直肠被撑开,被填满,被塑造成肉棒的形状。
肠壁紧紧裹住茎身,比小穴更紧,温度更高。
那种被滚烫的肉套子全方位包裹的感觉,让梦沉天仰头吐出一口长气。
“痛吗?”他开始抽插。幅度很小,龟头在直肠浅处进出,让她的身体逐渐适应被肛交的感觉,“痛就对了。你的屁眼在吸我,比小穴还紧。”
左小念的回应只剩下一连串破碎的泣音和呻吟。
“痛。”
“剧痛。”
肛门口的撕裂伤在每一次抽插时都被反复扯开,鲜血不断渗出,润滑剂被染成淡粉色。
但在这片剧痛之下,有一丝异样的感觉正在滋生。
直肠深处某一点,被龟头碾过时,会有一阵酥麻从尾椎窜上来,直冲天灵盖。
那感觉与小穴被顶到花心时相似,但更尖锐,更集中,像是一根针从体内往外扎。
她的哭声变了。
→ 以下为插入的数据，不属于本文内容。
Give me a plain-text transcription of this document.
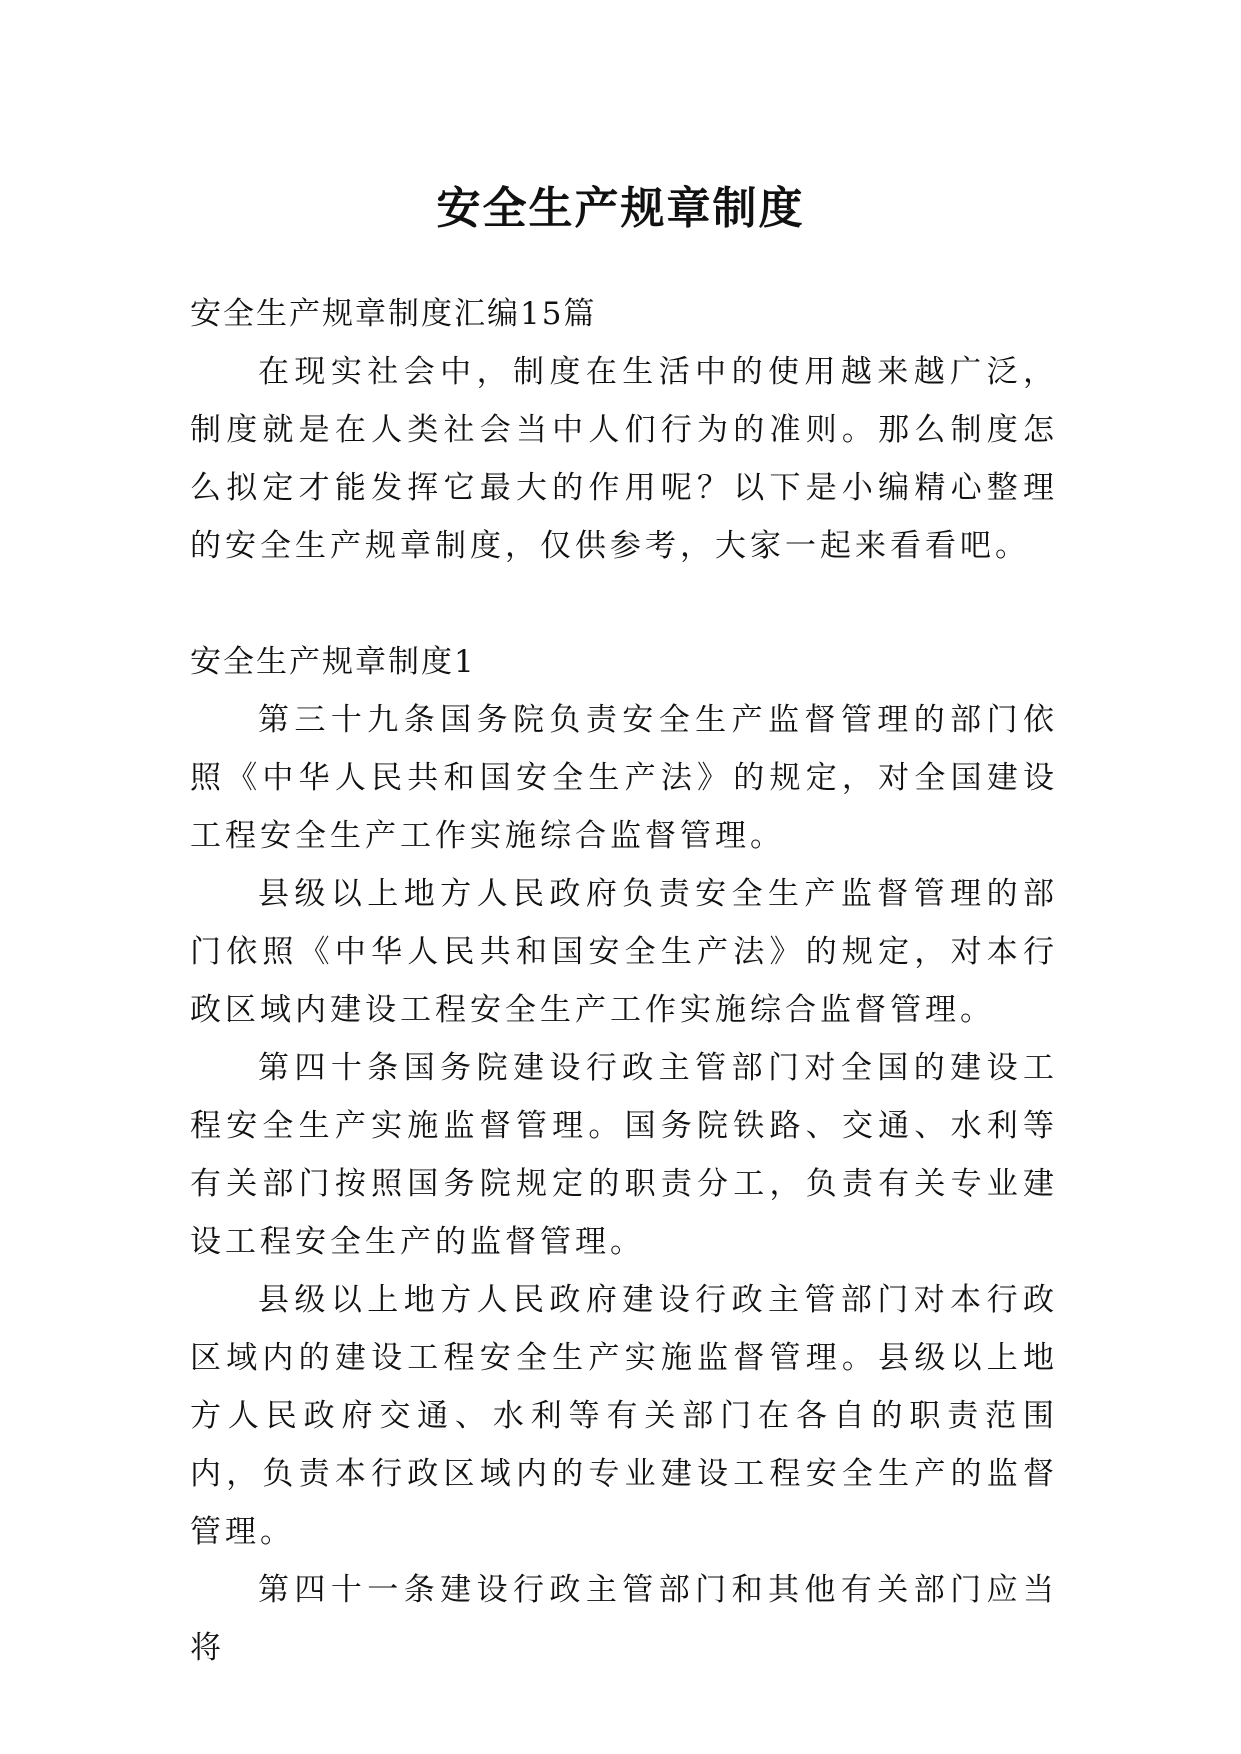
安全生产规章制度

安全生产规章制度汇编15篇

在现实社会中，制度在生活中的使用越来越广泛，制度就是在人类社会当中人们行为的准则。那么制度怎么拟定才能发挥它最大的作用呢？以下是小编精心整理的安全生产规章制度，仅供参考，大家一起来看看吧。

安全生产规章制度1

第三十九条国务院负责安全生产监督管理的部门依照《中华人民共和国安全生产法》的规定，对全国建设工程安全生产工作实施综合监督管理。

县级以上地方人民政府负责安全生产监督管理的部门依照《中华人民共和国安全生产法》的规定，对本行政区域内建设工程安全生产工作实施综合监督管理。

第四十条国务院建设行政主管部门对全国的建设工程安全生产实施监督管理。国务院铁路、交通、水利等有关部门按照国务院规定的职责分工，负责有关专业建设工程安全生产的监督管理。

县级以上地方人民政府建设行政主管部门对本行政区域内的建设工程安全生产实施监督管理。县级以上地方人民政府交通、水利等有关部门在各自的职责范围内，负责本行政区域内的专业建设工程安全生产的监督管理。

第四十一条建设行政主管部门和其他有关部门应当将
尾音开始上扬。
梦沉天捕捉到了这个变化。
他调整角度,龟头刻意碾过那一点。
左小念的腰肢猛地一颤,臀肉剧烈抖动,喉咙里溢出一声拔高的呻吟——不是纯粹的痛呼了。
“这里?”龟头再次碾过同一点。
左小念的身体给出了答案。
她的臀部开始扭动,幅度很小,但节奏与抽插同步。
肉棒插入时,她的臀往后顶,让龟头更深地碾过那一点;肉棒拔出时,她的臀往前缩,让肠壁更紧地裹住茎身。
这不是意志,是身体的本能。
她的身体正在学会从肛交中获取快感。
与此同时,梦沉天的手指探入她的小穴。
两根手指并拢,插进已经被肏得红肿的嫩穴。
小穴早已湿透,手指插进去时发出“噗嗤”的水声。
他一边用肉棒肏她的肛菊,一边用手指抠弄她的小穴。
两根手指在里面弯曲,指腹找到花心,用力按压。
双穴被同时刺激。
左小念的意识开始碎裂。
从尾椎窜上来的酥麻与从小穴涌上来的快感汇合,在小腹深处搅成一团。
她的呻吟彻底失控,从泣叫变成了某种拔高的、断断续续的浪叫。
“啊啊……不要……不要一起……太……太深了……啊啊啊……!”
肠壁开始有节律地收缩。
不是痉挛,是比痉挛更有力的——高潮前兆。
梦沉天加速抽插,肉棒在肛菊中快速进出,每一次都精准碾过那一点。
手指同时在小穴中猛烈抠弄,指腹反复按压花心。
双重刺激下,左小念的高潮来得比第一次更猛烈。